I came across the following integral in my work
$$\int_{-\infty}^{\infty} \frac{\frac{1}{(1- \ \ 2 \pi j s \theta)^{m}}-1}{2\pi j s }\ e^{-2\pi j s\sigma^2}\ ds $$
Assuming $\theta,m,\sigma^2$ are non-negative but nocessarly integers, and $j$ is the imaginary unit.
I tried solving numerically (MATLAB) by replacing the infinite limits by the following $$\int_{-L}^{L} \frac{\frac{1}{(1-\ \ 2 \pi j s \theta)^{m}}-1}{2\pi j s }\ e^{-2\pi j s\sigma^2}\ ds $$
It seems to me there is a singularity point at $s=0$ but the integral still exists even if there is singularity point.

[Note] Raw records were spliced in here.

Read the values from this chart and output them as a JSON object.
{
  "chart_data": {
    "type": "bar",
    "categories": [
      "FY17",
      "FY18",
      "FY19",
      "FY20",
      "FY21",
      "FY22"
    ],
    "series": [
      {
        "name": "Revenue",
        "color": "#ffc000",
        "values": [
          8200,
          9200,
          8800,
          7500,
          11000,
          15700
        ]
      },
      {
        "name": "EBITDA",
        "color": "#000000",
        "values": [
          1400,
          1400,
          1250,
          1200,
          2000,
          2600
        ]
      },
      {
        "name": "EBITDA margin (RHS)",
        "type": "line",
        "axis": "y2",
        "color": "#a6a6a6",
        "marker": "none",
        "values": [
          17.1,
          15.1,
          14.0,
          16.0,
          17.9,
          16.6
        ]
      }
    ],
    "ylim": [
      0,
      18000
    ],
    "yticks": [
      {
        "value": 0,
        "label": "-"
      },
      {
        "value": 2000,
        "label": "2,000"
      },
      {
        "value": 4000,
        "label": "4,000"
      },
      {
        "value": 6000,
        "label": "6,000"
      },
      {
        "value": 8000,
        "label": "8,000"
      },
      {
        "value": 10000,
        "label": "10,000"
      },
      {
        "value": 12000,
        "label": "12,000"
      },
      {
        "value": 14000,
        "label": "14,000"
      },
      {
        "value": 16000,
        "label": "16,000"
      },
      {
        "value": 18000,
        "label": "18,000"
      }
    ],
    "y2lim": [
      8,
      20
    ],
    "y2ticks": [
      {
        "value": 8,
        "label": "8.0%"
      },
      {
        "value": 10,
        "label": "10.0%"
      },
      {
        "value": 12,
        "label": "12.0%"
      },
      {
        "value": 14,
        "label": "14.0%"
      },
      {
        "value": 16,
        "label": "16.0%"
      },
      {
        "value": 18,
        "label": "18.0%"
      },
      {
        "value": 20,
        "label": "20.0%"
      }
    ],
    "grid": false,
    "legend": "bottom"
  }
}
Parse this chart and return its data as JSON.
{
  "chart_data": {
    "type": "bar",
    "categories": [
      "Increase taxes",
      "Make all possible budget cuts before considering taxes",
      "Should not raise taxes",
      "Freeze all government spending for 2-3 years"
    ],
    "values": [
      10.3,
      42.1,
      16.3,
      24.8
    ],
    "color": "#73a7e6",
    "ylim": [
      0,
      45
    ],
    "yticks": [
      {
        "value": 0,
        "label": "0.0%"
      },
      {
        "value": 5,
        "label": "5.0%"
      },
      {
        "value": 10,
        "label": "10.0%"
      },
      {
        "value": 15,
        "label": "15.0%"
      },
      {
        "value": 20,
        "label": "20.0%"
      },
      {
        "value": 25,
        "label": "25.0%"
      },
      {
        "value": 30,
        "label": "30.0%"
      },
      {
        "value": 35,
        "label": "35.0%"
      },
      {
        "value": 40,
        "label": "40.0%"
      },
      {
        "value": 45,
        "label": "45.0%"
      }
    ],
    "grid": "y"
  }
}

Some tricks have to be done in MATLAB and what I did is, split the integral into two parts at the singularity point and taking the limit over that space to be almost zero.
My question is what would be the best choice of the finite limit $L$? in other words how can one approximate the error from using the approximation? I would like to have the best limits and not have $-\infty$ to $+\infty$ because that would take a whole lot of time.
Any thoughts much appreciated.
In the joint page, it is shown that the result, in case $m>0$ and $\frac{\sigma^2}{\theta}>0$ , is: $$\int_{-\infty}^{\infty} \frac{\frac{1}{(1- \ \ 2 \pi j s \theta)^{m}}-1}{2\pi j s }\ e^{-2\pi j s\sigma^2}\ ds = \frac{\Gamma(m\:,\:\frac{\sigma^2}{\theta})}{\Gamma(m)}$$ The method consists in the change of variables leading to two known Fourier transforms.